Sandy Rattley has over 40 years experience leading and launching multimedia projects. Rattley was also executive producer, director and writer for Unladylike2020. She was senior story editor of the Spotify podcast series The Sum of Us, hosted by author Heather McGee. Rattley was also executive producer of seminal documentary projects including the Peabody Award winning series Wade in the Water about African American sacred music, produced by NPR and the Smithsonian Institution, and Making the Music, hosted by Wynton Marsalis, produced for NPR and PBS. Rattley is the former VP for Cultural Programming at NPR where she launched the weekly show, Wait, Wait Don’t Tell Me, as well as NPR’s office of civic engagement. She serves as creative consultant for Black Public Media’s 360 Incubator, a mentorship program for African American media makers.
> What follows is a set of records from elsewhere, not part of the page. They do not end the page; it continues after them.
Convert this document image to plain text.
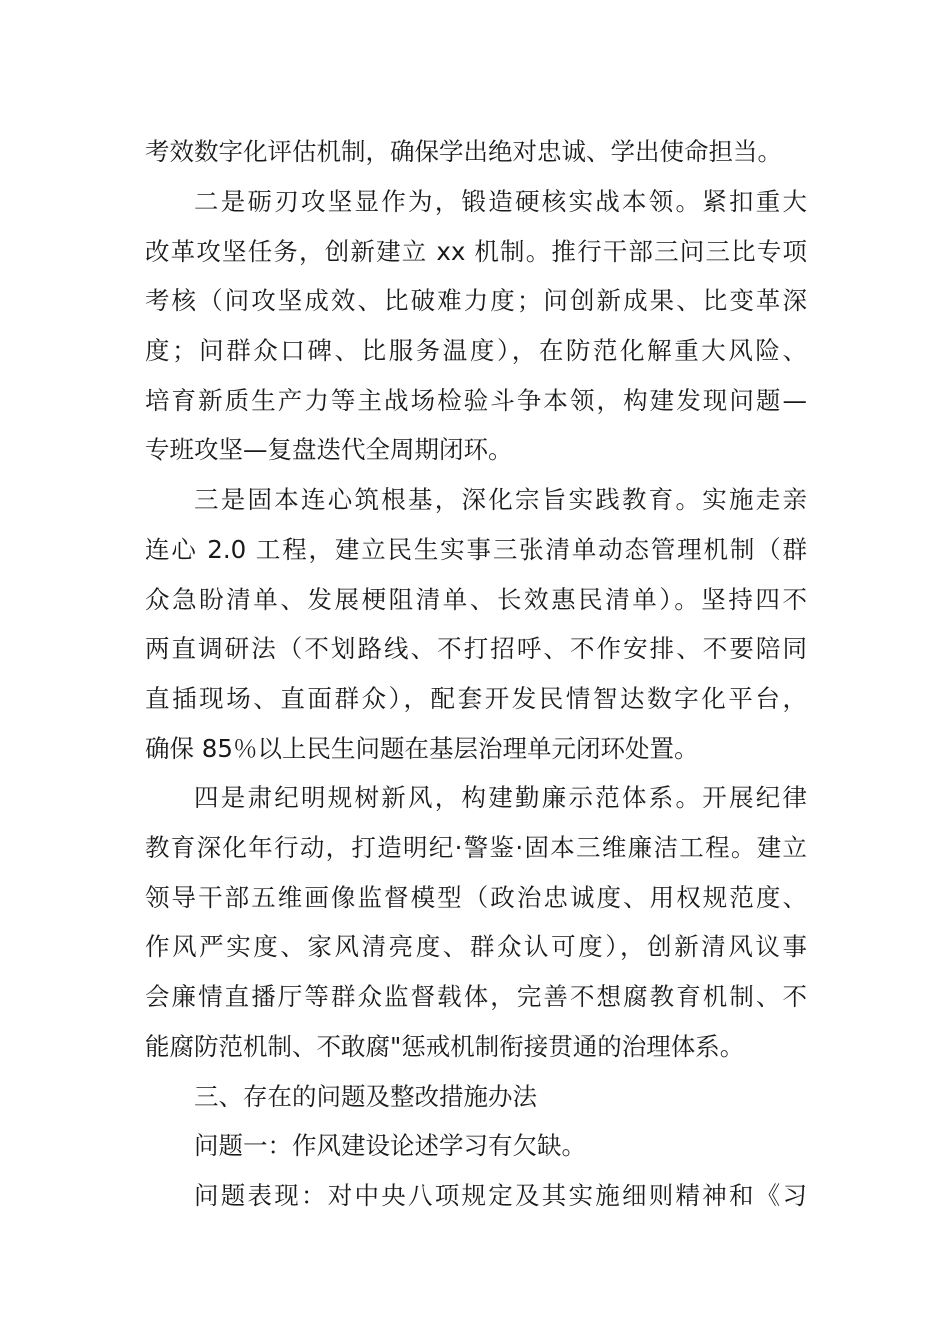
考效数字化评估机制，确保学出绝对忠诚、学出使命担当。
二是砺刃攻坚显作为，锻造硬核实战本领。紧扣重大
改革攻坚任务，创新建立 xx 机制。推行干部三问三比专项
考核（问攻坚成效、比破难力度；问创新成果、比变革深
度；问群众口碑、比服务温度），在防范化解重大风险、
培育新质生产力等主战场检验斗争本领，构建发现问题—
专班攻坚—复盘迭代全周期闭环。
三是固本连心筑根基，深化宗旨实践教育。实施走亲
连心 2.0 工程，建立民生实事三张清单动态管理机制（群
众急盼清单、发展梗阻清单、长效惠民清单）。坚持四不
两直调研法（不划路线、不打招呼、不作安排、不要陪同
直插现场、直面群众），配套开发民情智达数字化平台，
确保 85％以上民生问题在基层治理单元闭环处置。
四是肃纪明规树新风，构建勤廉示范体系。开展纪律
教育深化年行动，打造明纪·警鉴·固本三维廉洁工程。建立
领导干部五维画像监督模型（政治忠诚度、用权规范度、
作风严实度、家风清亮度、群众认可度），创新清风议事
会廉情直播厅等群众监督载体，完善不想腐教育机制、不
能腐防范机制、不敢腐"惩戒机制衔接贯通的治理体系。
三、存在的问题及整改措施办法
问题一：作风建设论述学习有欠缺。
问题表现：对中央八项规定及其实施细则精神和《习
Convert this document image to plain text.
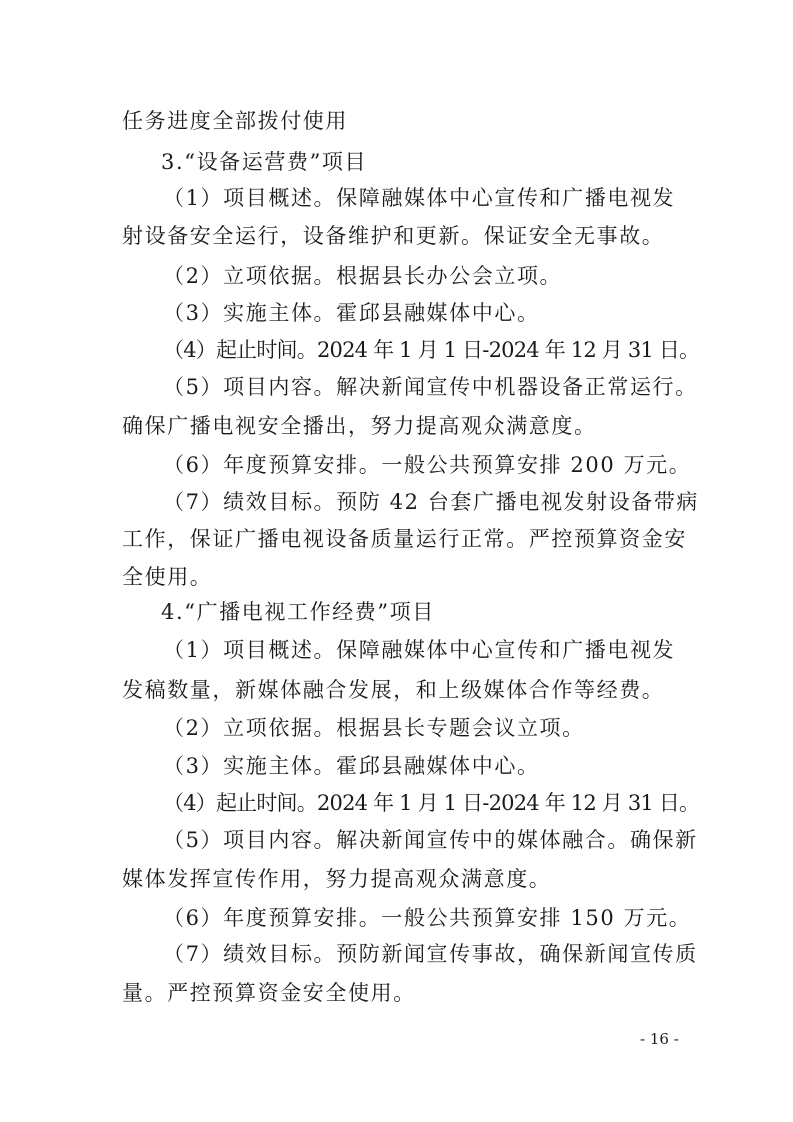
任务进度全部拨付使用
3.“设备运营费”项目
（1）项目概述。保障融媒体中心宣传和广播电视发
射设备安全运行，设备维护和更新。保证安全无事故。
（2）立项依据。根据县长办公会立项。
（3）实施主体。霍邱县融媒体中心。
（4）起止时间。2024 年 1 月 1 日-2024 年 12 月 31 日。
（5）项目内容。解决新闻宣传中机器设备正常运行。
确保广播电视安全播出，努力提高观众满意度。
（6）年度预算安排。一般公共预算安排 200 万元。
（7）绩效目标。预防 42 台套广播电视发射设备带病
工作，保证广播电视设备质量运行正常。严控预算资金安
全使用。
4.“广播电视工作经费”项目
（1）项目概述。保障融媒体中心宣传和广播电视发
发稿数量，新媒体融合发展，和上级媒体合作等经费。
（2）立项依据。根据县长专题会议立项。
（3）实施主体。霍邱县融媒体中心。
（4）起止时间。2024 年 1 月 1 日-2024 年 12 月 31 日。
（5）项目内容。解决新闻宣传中的媒体融合。确保新
媒体发挥宣传作用，努力提高观众满意度。
（6）年度预算安排。一般公共预算安排 150 万元。
（7）绩效目标。预防新闻宣传事故，确保新闻宣传质
量。严控预算资金安全使用。
- 16 -
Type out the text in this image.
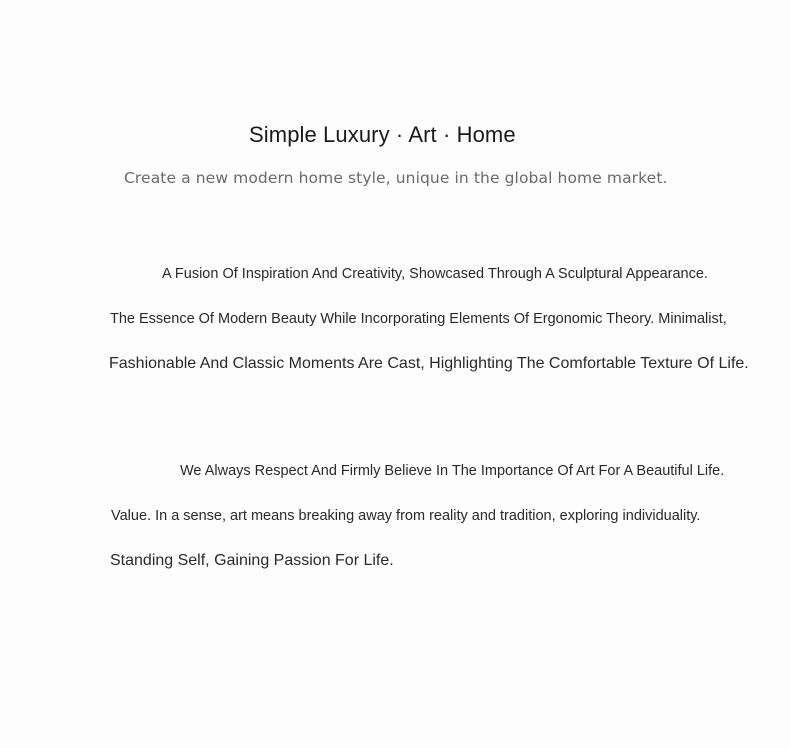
Simple Luxury · Art · Home

Create a new modern home style, unique in the global home market.

A Fusion Of Inspiration And Creativity, Showcased Through A Sculptural Appearance.

The Essence Of Modern Beauty While Incorporating Elements Of Ergonomic Theory. Minimalist,

Fashionable And Classic Moments Are Cast, Highlighting The Comfortable Texture Of Life.

We Always Respect And Firmly Believe In The Importance Of Art For A Beautiful Life.

Value. In a sense, art means breaking away from reality and tradition, exploring individuality.

Standing Self, Gaining Passion For Life.
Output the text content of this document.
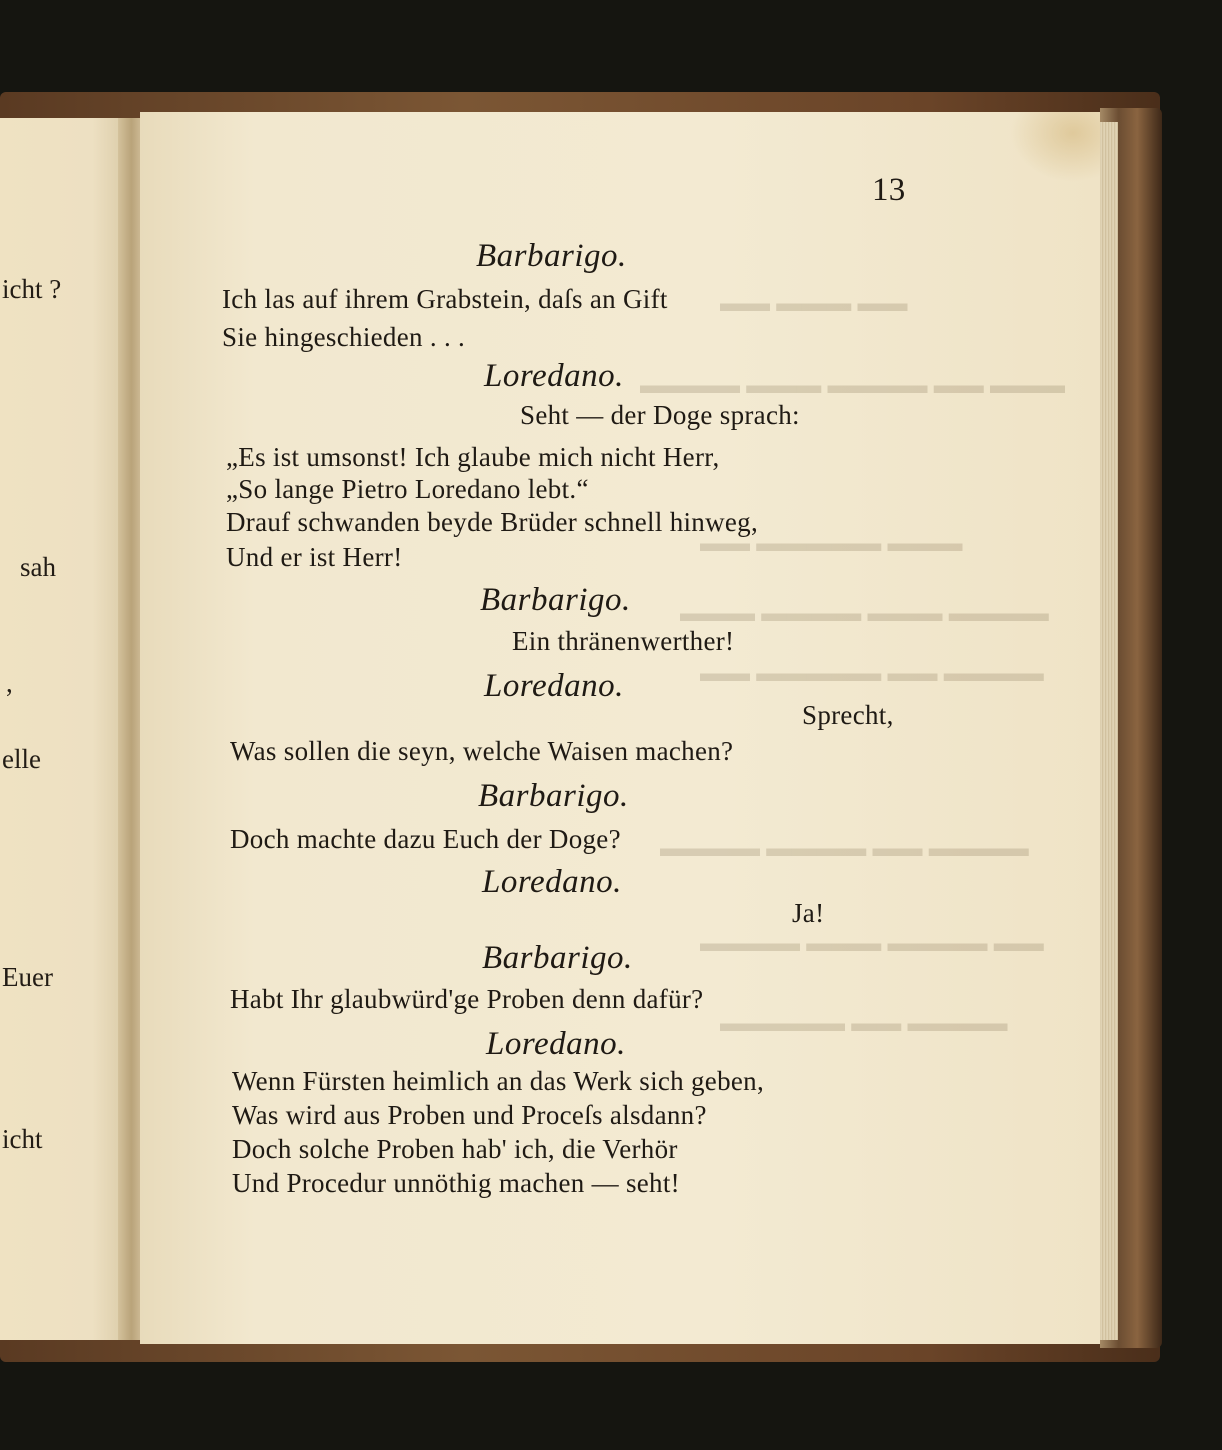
▬▬ ▬▬▬ ▬▬
▬▬▬ ▬▬ ▬▬▬▬ ▬▬▬ ▬▬▬▬
▬▬▬ ▬▬▬▬▬ ▬▬
▬▬▬▬ ▬▬▬ ▬▬▬▬ ▬▬▬
▬▬▬▬ ▬▬ ▬▬▬▬▬ ▬▬
▬▬▬▬ ▬▬ ▬▬▬▬ ▬▬▬▬
▬▬ ▬▬▬▬ ▬▬▬ ▬▬▬▬
▬▬▬▬ ▬▬ ▬▬▬▬▬
icht ?
sah
,
elle
Euer
icht
13
Barbarigo.
Ich las auf ihrem Grabstein, daſs an Gift
Sie hingeschieden . . .
Loredano.
Seht — der Doge sprach:
„Es ist umsonst! Ich glaube mich nicht Herr,
„So lange Pietro Loredano lebt.“
Drauf schwanden beyde Brüder schnell hinweg,
Und er ist Herr!
Barbarigo.
Ein thränenwerther!
Loredano.
Sprecht,
Was sollen die seyn, welche Waisen machen?
Barbarigo.
Doch machte dazu Euch der Doge?
Loredano.
Ja!
Barbarigo.
Habt Ihr glaubwürd'ge Proben denn dafür?
Loredano.
Wenn Fürsten heimlich an das Werk sich geben,
Was wird aus Proben und Proceſs alsdann?
Doch solche Proben hab' ich, die Verhör
Und Procedur unnöthig machen — seht!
Rattley also founded, launched and produced the Africa Learning Channel, a Pan-African news and information service, streaming via WorldSpace satellite to over 100 million listeners in 51 African countries.
About narrator Jeffreen M. Hayes, Ph.D.
Jeffreen M. Hayes, Ph.D., a public art historian and curator, merges administrative, curatorial and academic practices in her support for artists and community development. As an advocate for racial inclusion, equity and access, Jeffreen invites community participation into the projects she initiates and manages, to ensure art’s relevance beyond the walls of museums and galleries. Her curatorial projects include SILOS (2016-18), Augusta Savage: Renaissance Woman (2018-2020), AFRICOBRA: Messages to the People (2018), Process (2019), AFRICOBRA: Nation Time (2019), and most recently, Dreaming of a Future (2023).
Hayes writes about art history, Black art and visual culture, and arts activism. Some of her books include Augusta Savage: Renaissance Woman, AfriCOBRA: Messages to the People, and Etched in Collective History. She is a TEDx speaker and has spoken at the National Gallery of Art, Washington, DC; the Schomburg Center for Research in Black Culture; Norton Museum of Art; ArtPace; Rollins Museum of Art; and Columbia College among other arts organizations and institutions. She has served as the Executive Director of Threewalls since 2015, providing strategic vision for the artistic direction and impact of the organization to connect segregated communities, people and experiences in Chicago.